The world’s most famous tennis tournament – enough said. Pack yourself a picnic of strawberries and cream, cucumber sandwiches and Pimm’s with lemonade, and make a day of it. Wimbledon’s Centre Court has seen everyone from Roger Federer to Serena Williams play (and win) on its perfectly manicured lawns, and there are generally celebrities to be spotted in the crowd as well as on the court. While rain has occasionally stopped play in the past, Wimbledon is famed for making even England’s grey skies turn blue for a couple of weeks – so it’s probably a good bet weather-wise!
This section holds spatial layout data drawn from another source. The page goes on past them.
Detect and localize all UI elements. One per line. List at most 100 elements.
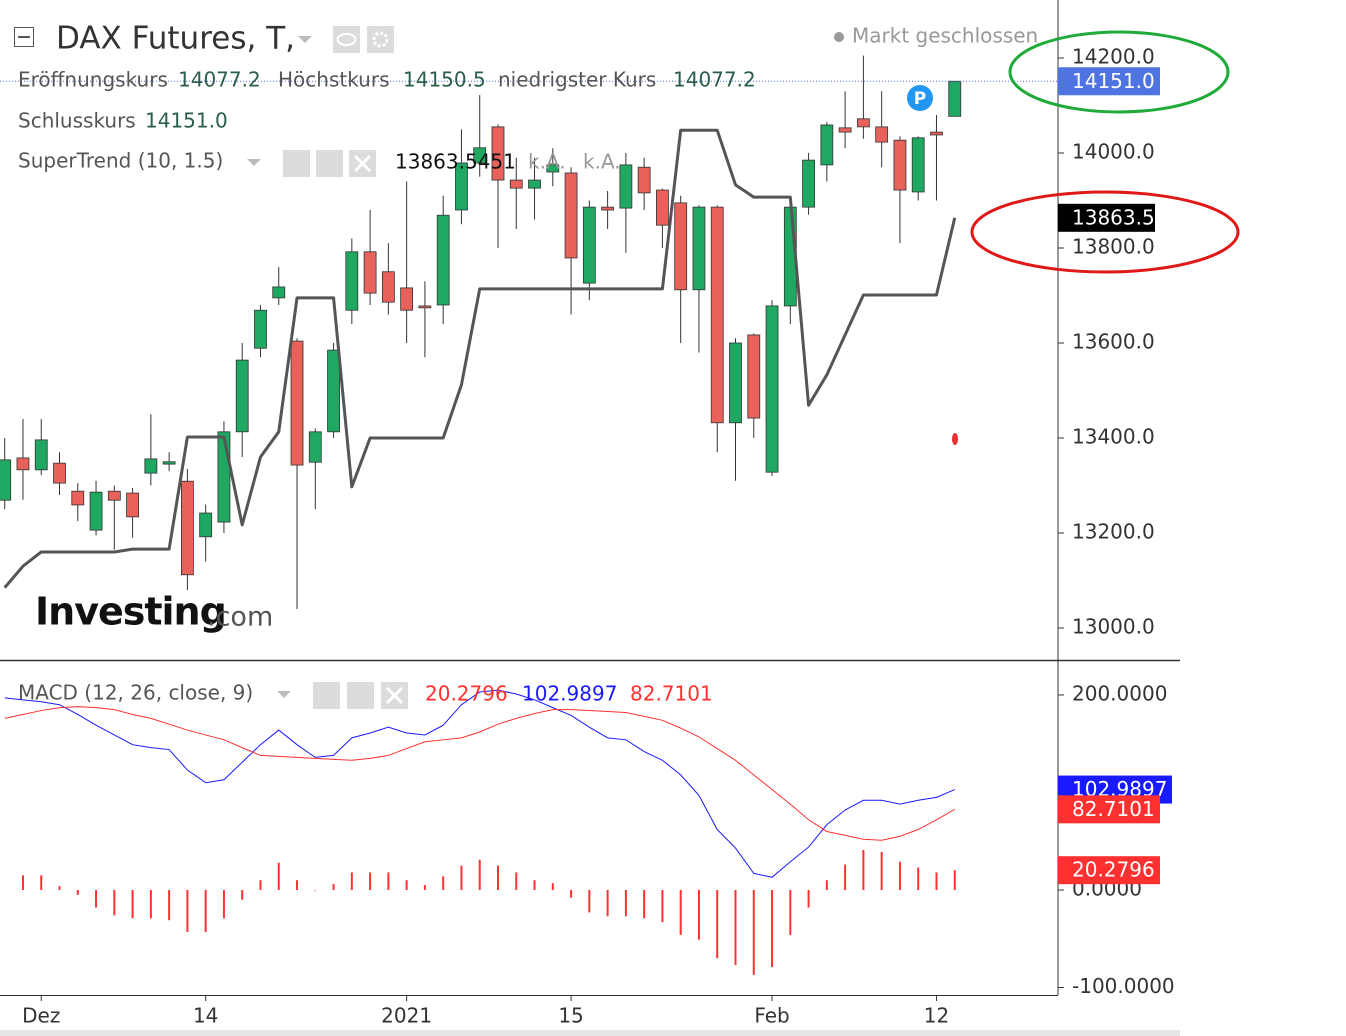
candle-body: [564, 172, 578, 259]
histogram-bar: [588, 889, 591, 913]
eye-icon[interactable]: [283, 150, 310, 177]
highlight-ellipse: [1008, 30, 1230, 114]
histogram-bar: [423, 885, 426, 890]
x-tick-label: 12: [924, 1004, 949, 1028]
collapse-toggle[interactable]: [14, 27, 34, 47]
histogram-bar: [697, 889, 700, 940]
histogram-bar: [752, 889, 755, 975]
value-box: [1058, 795, 1160, 824]
candle-body: [418, 305, 432, 309]
gear-icon[interactable]: [347, 682, 374, 709]
histogram-bar: [113, 889, 116, 916]
histogram-bar: [58, 886, 61, 890]
x-tick-label: 15: [558, 1004, 583, 1028]
candle-body: [820, 124, 834, 166]
histogram-bar: [496, 865, 499, 890]
ohlc-label: Schlusskurs: [18, 109, 136, 133]
candle-body: [710, 206, 724, 424]
candle-body: [893, 139, 907, 191]
candle-body: [838, 127, 852, 133]
histogram-bar: [40, 875, 43, 890]
histogram-bar: [95, 889, 98, 908]
candle-body: [802, 159, 815, 208]
indicator-menu[interactable]: [247, 159, 261, 166]
histogram-bar: [21, 875, 24, 890]
histogram-bar: [734, 889, 737, 966]
histogram-bar: [442, 876, 445, 890]
candle-body: [89, 491, 103, 531]
x-tick-label: 2021: [381, 1004, 432, 1028]
histogram-bar: [624, 889, 627, 917]
indicator-icons: [283, 150, 376, 177]
candle-body: [747, 334, 761, 419]
gear-shape: [372, 31, 389, 48]
histogram-bar: [350, 872, 353, 890]
value-box-label: 20.2796: [1072, 858, 1155, 882]
status-dot: [834, 32, 844, 42]
eye-icon[interactable]: [313, 682, 340, 709]
histogram-bar: [789, 889, 792, 935]
x-tick-label: Feb: [754, 1004, 789, 1028]
histogram-bar: [387, 872, 390, 890]
candle-body: [107, 490, 121, 501]
event-marker[interactable]: [907, 85, 933, 111]
macd-plot: [4, 689, 956, 975]
histogram-bar: [898, 861, 901, 890]
title-icons: [333, 26, 394, 53]
candle-body: [345, 251, 359, 311]
histogram-bar: [131, 889, 134, 919]
histogram-bar: [277, 862, 280, 890]
candle-body: [53, 462, 66, 484]
macd-menu[interactable]: [277, 691, 291, 698]
histogram-bar: [844, 864, 847, 890]
ohlc-value: 14150.5: [403, 68, 486, 92]
x-tick-label: 14: [193, 1004, 218, 1028]
candle-body: [509, 179, 523, 189]
candle-body: [217, 431, 231, 523]
event-marker-icon: P: [914, 89, 926, 109]
y-tick-label: 13800.0: [1072, 234, 1155, 258]
macd-value: 20.2796: [425, 682, 508, 706]
candle-body: [254, 309, 267, 349]
ohlc-value: 14151.0: [145, 109, 228, 133]
candle-body: [692, 206, 706, 291]
histogram-bar: [716, 889, 719, 959]
histogram-bar: [405, 880, 408, 890]
histogram-bar: [241, 889, 244, 900]
candle-body: [400, 287, 414, 311]
alert-marker: [952, 433, 958, 445]
histogram-bar: [551, 883, 554, 890]
macd-line: [4, 689, 955, 878]
y-tick-label: 14000.0: [1072, 139, 1155, 163]
candle-body: [948, 80, 962, 117]
candle-body: [637, 166, 651, 194]
histogram-bar: [332, 884, 335, 890]
candle-body: [619, 164, 633, 209]
candle-body: [656, 189, 669, 226]
histogram-bar: [953, 870, 956, 890]
y-tick-label: 13200.0: [1072, 519, 1155, 543]
histogram-bar: [917, 867, 920, 890]
macd-value: 102.9897: [522, 682, 617, 706]
gear-icon[interactable]: [367, 26, 394, 53]
chart-title: DAX Futures, T,: [56, 21, 295, 57]
value-box-label: 13863.5: [1072, 205, 1155, 229]
candle-body: [180, 480, 194, 576]
histogram-bar: [314, 889, 317, 891]
gear-icon[interactable]: [316, 150, 343, 177]
close-shape: [385, 686, 404, 705]
indicator-status: k.A.: [583, 150, 621, 174]
histogram-bar: [186, 889, 189, 932]
candle-body: [308, 431, 322, 463]
candle-body: [528, 179, 541, 189]
watermark: Investing: [35, 590, 226, 634]
indicator-label: SuperTrend (10, 1.5): [18, 149, 223, 173]
title-menu[interactable]: [298, 36, 312, 43]
scrollbar[interactable]: [0, 1030, 1180, 1036]
candle-body: [126, 492, 139, 518]
candle-body: [546, 164, 560, 173]
highlight-ellipse: [970, 190, 1240, 274]
value-box: [1058, 67, 1160, 96]
histogram-bar: [296, 880, 299, 890]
Notting Hill Carnival (August)
Europe’s largest street parade, the Notting Hill Carnival is a veritable smorgasbord of cultures spanning the Caribbean as well as Eastern Europe, South America, and the Indian subcontinent. This famously colorful festival attracts some 2 million people during the August Bank Holiday weekend, which includes the last Monday in August. Expect (very) skimpy costumes, spicy food and drinks, floats weaving through the labyrinthine streets of Notting Hill, and all-night celebrations in the surrounding bars and clubs.
Guy Fawkes Night (November 5)
In 1605, Guy Fawkes attempted to assassinate King James I and the entire Parliament by blowing them up in the famous Gunpowder Plot. Rather curiously, to this day the British celebrate his failure to do so. Guy Fawkes’ effigy is thrown onto bonfires across the country, and fireworks rage in the night sky. Firework displays are scattered around town, including at Battersea Park and Alexandra Palace. Great views over the fireworks are to be had from Mount Primrose Hill or Hampstead Heath.
Christmas is a magical time in London. The city sparkles with twinkling lights and festive events during the holiday season, including the wonderful ice-skating rink at Somerset House. Christmas markets have more recently made their way over from the continent to the UK, and visitors can now pretend they’re in Sweden or Germany while sipping their gluhwein. But beware: central London is usually overrun with holiday shoppers, especially at Oxford Street and Old Bond Street.
As Big Ben strikes midnight, London rings in the New Year with fireworks over the Thames and the London Eye on the Southbank. For better crowd control, in 2015, the city began limiting attendance to 100,000 and requiring tickets. Wherever you decide to see in the New Year (and of course London is home to plenty of parties, just like many other cities), be sure to learn the words to Auld Lang Syne. Despite its Scottish origins, all Brits have appropriated it as the tune of choice to mark the passing of the year!